In de Wet fiscale maatregelen klimaatakkoord van september 2019 heeft de overheid de korting op de fiscale bijtelling van emissievrije auto’s aangegeven voor de jaren 2020 tot 2026.

Jaar Max. waarde Fiscale bijtelling met korting

Meerderecatalogus waarde

Fiscale bijtelling over meerdere
2020 € 45.000 8% > € 45.000 22%
2021 € 40.000 12% > € 40.000 22%
2022 € 40.000 16% > € 40.000 22%
2023 € 40.000 16% > € 40.000 22%
2024 € 40.000 16% > € 40.000 22%
2025 € 40.000 17% > € 40.000 22%

 

Vanaf 2026 geldt een fiscale bijtelling van 22% over de volledige cataloguswaarde.

Voor volledig elektrische auto’s die in 2021 voor het eerst op de weg komen, geldt voor een cataloguswaarde tot € 40.000 een fiscale bijtelling van 12%. Voor het meerdere geldt een fiscale bijtelling van 22%.

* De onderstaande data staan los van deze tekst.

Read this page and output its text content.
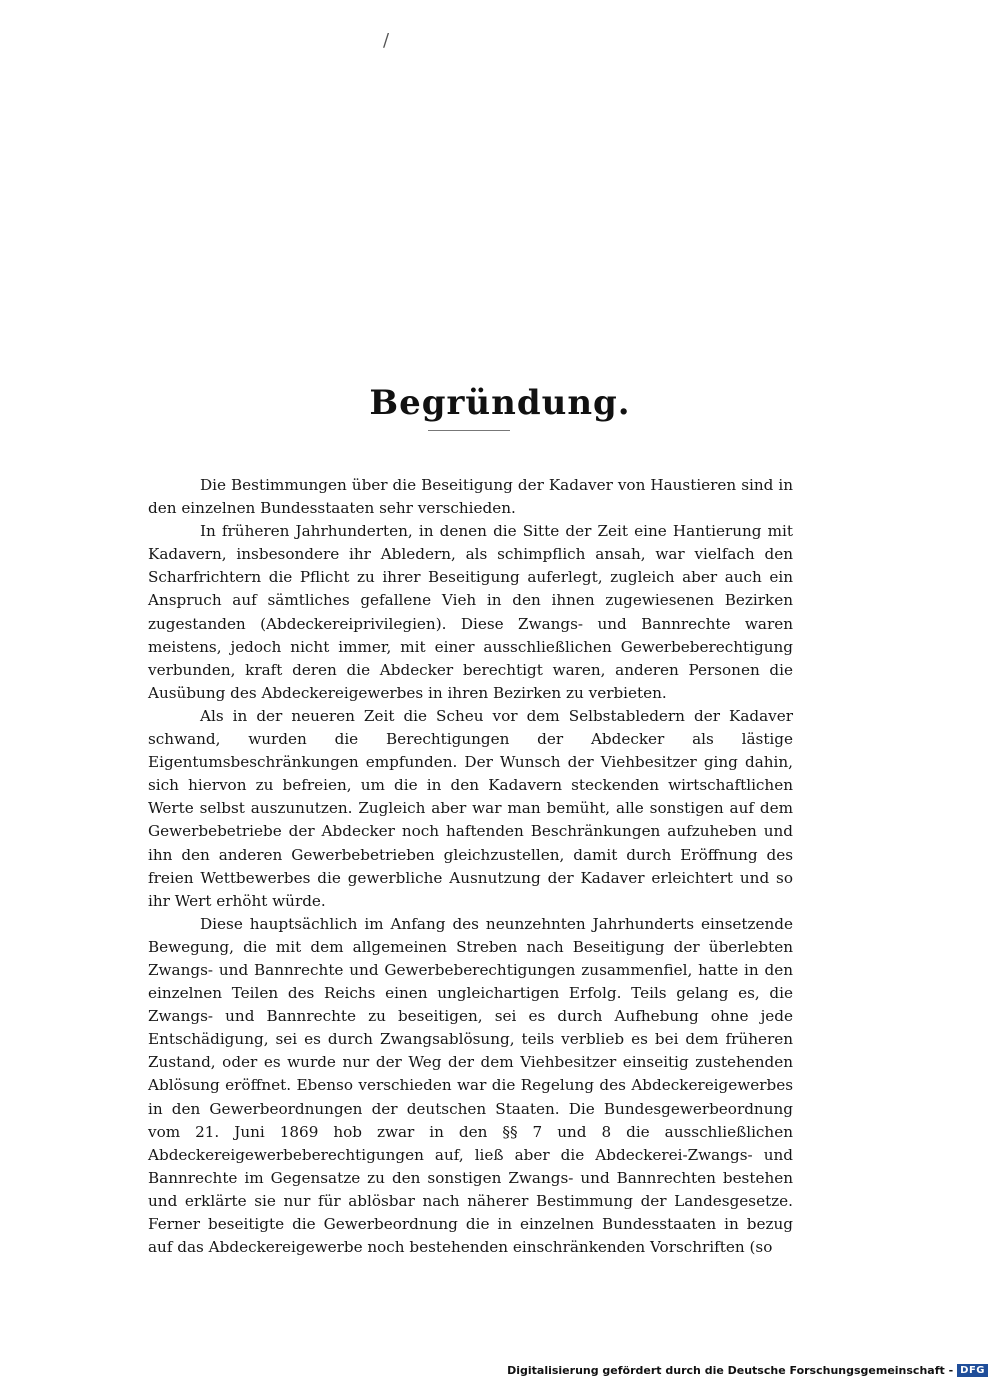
/
Begründung.

Die Bestimmungen über die Beseitigung der Kadaver von Haustieren sind in den einzelnen Bundesstaaten sehr verschieden.

In früheren Jahrhunderten, in denen die Sitte der Zeit eine Hantierung mit Kadavern, insbesondere ihr Abledern, als schimpflich ansah, war vielfach den Scharfrichtern die Pflicht zu ihrer Beseitigung auferlegt, zugleich aber auch ein Anspruch auf sämtliches gefallene Vieh in den ihnen zugewiesenen Bezirken zugestanden (Abdeckereiprivilegien). Diese Zwangs- und Bannrechte waren meistens, jedoch nicht immer, mit einer ausschließlichen Gewerbeberechtigung verbunden, kraft deren die Abdecker berechtigt waren, anderen Personen die Ausübung des Abdeckereigewerbes in ihren Bezirken zu verbieten.

Als in der neueren Zeit die Scheu vor dem Selbstabledern der Kadaver schwand, wurden die Berechtigungen der Abdecker als lästige Eigentumsbeschränkungen empfunden. Der Wunsch der Viehbesitzer ging dahin, sich hiervon zu befreien, um die in den Kadavern steckenden wirtschaftlichen Werte selbst auszunutzen. Zugleich aber war man bemüht, alle sonstigen auf dem Gewerbebetriebe der Abdecker noch haftenden Beschränkungen aufzuheben und ihn den anderen Gewerbebetrieben gleichzustellen, damit durch Eröffnung des freien Wettbewerbes die gewerbliche Ausnutzung der Kadaver erleichtert und so ihr Wert erhöht würde.

Diese hauptsächlich im Anfang des neunzehnten Jahrhunderts einsetzende Bewegung, die mit dem allgemeinen Streben nach Beseitigung der überlebten Zwangs- und Bannrechte und Gewerbeberechtigungen zusammenfiel, hatte in den einzelnen Teilen des Reichs einen ungleichartigen Erfolg. Teils gelang es, die Zwangs- und Bannrechte zu beseitigen, sei es durch Aufhebung ohne jede Entschädigung, sei es durch Zwangsablösung, teils verblieb es bei dem früheren Zustand, oder es wurde nur der Weg der dem Viehbesitzer einseitig zustehenden Ablösung eröffnet. Ebenso verschieden war die Regelung des Abdeckereigewerbes in den Gewerbeordnungen der deutschen Staaten. Die Bundesgewerbeordnung vom 21. Juni 1869 hob zwar in den §§ 7 und 8 die ausschließlichen Abdeckereigewerbeberechtigungen auf, ließ aber die Abdeckerei-Zwangs- und Bannrechte im Gegensatze zu den sonstigen Zwangs- und Bannrechten bestehen und erklärte sie nur für ablösbar nach näherer Bestimmung der Landesgesetze. Ferner beseitigte die Gewerbeordnung die in einzelnen Bundesstaaten in bezug auf das Abdeckereigewerbe noch bestehenden einschränkenden Vorschriften (so

Digitalisierung gefördert durch die Deutsche Forschungsgemeinschaft - DFG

Voor auto’s die op waterstof of zonnecellen rijden, geldt tot 2024 geen maximum cataloguswaarde voor de korting. Over deze auto’s van de zaak waarvoor een fiscale bijtelling verschuldigd is, past men over de gehele cataloguswaarde een fiscale bijtelling van 12% toe.

Werkkostenregeling

Via de vrije ruimte van de werkkostenregeling kunnen werkgevers vergoedingen en verstrekkingen aan hun medewerkers geven zonder dat deze belast worden. Werkgevers kunnen zelf bepalen waaraan en óf zij de vrije ruimte willen besteden, voor zover dit gebruikelijk is. Per 1 januari 2020 is de vrije ruimte 1,7% van – kort gezegd – de fiscale loonsom tot en met € 400.000 plus 1,2% van het restant van die loonsom.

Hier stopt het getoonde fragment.